Absolutely. I’m in favor of that.
Ah, I see. I misread. I was referring to the actual directory structure which is similar for Linux and Windows.
Why are we deploying both MSBuild and CMake installers? I understand where we the maintainers are at, but what decision is a user meant to make here? I.e. if I’m a user and I see a 32-bit debug MSBuild installer and a 32-bit debug CMake installer, how am I supposed to choose between them?
IMHO the build system chaos should not be exposed to users and we should simply be offering four installers:
The MSBuild builds are more complete in terms of functionality, but don’t come with an installer, contain no header files and perhaps have other shortcomings. I’ve seen issues where users install both of them on top of each other to compensate for this.
I don’t know. I feel like a user myself in that sense. If we knew the exact differences between them, mabye we could make better recommendations.

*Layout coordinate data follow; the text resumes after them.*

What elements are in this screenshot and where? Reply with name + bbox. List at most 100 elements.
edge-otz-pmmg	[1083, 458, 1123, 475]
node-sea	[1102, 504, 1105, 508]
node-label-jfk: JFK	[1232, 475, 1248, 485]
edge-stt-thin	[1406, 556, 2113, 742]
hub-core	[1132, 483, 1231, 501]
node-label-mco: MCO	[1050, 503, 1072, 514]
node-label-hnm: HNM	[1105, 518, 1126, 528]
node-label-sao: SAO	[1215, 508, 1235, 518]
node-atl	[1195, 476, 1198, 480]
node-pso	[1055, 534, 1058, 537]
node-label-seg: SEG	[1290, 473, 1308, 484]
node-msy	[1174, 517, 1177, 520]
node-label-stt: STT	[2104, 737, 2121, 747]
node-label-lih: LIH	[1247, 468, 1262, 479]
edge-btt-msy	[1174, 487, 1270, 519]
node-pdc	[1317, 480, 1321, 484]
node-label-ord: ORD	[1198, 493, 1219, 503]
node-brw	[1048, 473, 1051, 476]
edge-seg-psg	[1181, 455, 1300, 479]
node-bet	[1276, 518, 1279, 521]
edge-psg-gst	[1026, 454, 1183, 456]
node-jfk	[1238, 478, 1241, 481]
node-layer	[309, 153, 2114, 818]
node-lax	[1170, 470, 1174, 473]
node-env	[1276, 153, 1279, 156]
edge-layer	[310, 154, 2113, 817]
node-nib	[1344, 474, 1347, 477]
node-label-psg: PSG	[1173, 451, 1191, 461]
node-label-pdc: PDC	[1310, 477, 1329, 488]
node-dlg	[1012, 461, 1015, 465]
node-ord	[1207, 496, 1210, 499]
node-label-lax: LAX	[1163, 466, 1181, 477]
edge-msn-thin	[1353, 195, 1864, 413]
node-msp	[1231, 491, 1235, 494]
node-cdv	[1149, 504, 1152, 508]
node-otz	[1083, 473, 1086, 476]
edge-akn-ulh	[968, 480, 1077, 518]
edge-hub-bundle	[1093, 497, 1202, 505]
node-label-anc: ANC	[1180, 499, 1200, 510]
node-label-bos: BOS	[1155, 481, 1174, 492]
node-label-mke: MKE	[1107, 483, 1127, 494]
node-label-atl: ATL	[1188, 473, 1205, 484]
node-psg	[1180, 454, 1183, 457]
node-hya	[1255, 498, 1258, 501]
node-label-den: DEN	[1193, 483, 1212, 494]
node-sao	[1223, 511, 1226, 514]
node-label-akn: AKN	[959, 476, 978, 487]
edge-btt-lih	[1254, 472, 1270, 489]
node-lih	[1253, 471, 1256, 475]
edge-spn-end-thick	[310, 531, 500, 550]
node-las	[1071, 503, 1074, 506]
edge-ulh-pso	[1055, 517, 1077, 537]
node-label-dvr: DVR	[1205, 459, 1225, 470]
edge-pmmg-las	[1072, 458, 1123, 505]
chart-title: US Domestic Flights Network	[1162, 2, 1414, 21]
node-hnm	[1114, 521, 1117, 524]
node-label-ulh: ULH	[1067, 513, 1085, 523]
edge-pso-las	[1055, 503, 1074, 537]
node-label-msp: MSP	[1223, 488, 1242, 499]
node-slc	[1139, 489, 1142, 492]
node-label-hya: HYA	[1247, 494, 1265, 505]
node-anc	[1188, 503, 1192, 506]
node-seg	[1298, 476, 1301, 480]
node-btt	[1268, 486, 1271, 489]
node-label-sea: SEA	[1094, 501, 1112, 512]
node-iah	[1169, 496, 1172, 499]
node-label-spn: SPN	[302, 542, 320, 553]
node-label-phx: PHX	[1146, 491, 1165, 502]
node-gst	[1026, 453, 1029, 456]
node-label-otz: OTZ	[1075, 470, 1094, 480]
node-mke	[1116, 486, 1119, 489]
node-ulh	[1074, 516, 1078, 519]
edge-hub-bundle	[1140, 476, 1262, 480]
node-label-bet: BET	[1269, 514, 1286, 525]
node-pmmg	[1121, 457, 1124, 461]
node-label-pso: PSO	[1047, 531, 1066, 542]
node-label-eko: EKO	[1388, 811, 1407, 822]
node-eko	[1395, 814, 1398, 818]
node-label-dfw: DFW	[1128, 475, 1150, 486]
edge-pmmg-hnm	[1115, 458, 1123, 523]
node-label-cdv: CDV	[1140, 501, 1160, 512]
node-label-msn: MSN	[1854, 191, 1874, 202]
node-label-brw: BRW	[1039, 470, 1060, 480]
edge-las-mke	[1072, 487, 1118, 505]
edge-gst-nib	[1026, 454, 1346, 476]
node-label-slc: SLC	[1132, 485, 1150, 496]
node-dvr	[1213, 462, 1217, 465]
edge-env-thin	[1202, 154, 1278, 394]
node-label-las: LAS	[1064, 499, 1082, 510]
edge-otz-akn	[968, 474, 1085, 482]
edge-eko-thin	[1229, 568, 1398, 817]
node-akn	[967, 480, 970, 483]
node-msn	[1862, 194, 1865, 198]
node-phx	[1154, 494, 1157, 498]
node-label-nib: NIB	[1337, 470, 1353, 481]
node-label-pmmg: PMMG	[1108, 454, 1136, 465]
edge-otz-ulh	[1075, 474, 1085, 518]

I’m planning to do a more detailed investigation of this and present it in a way that will be useful for us when we try to make the CMake builds:
More complete than the MSBuilds so we can stop building using MSBuild.
As complete as version 2.38 so we can encourage downstream package managers to upgrade.
That seems reasonable from an outside perspective, but whichever 32-bit build we chose to expose will lack things that the one we don’t expose has.
Wow, this is some truly bizarre behavior that we’ve managed to train users into thinking is normal.
Should I shelve some of my other work and focus on aligning the two builds and/or fixing the CMake build? I did not fully grasp the scope of the dire situation Windows builds are in.
I’d certainly enjoy your company on the dark side. I’m pretty sick of Windows weirdness. ATM, I’ve left it though and rebooted in Linux mode trying to learn the code base by debugging Segmentation fault when running test example neatopack.c (#1800) · Issues · graphviz / graphviz · GitLab. I think you should finish what you are doing first. Personally I don’t like context switching too much. Also, even though the state of the Windows builds is not optimal, the lion part of users just want to run dot which is possible using any of them.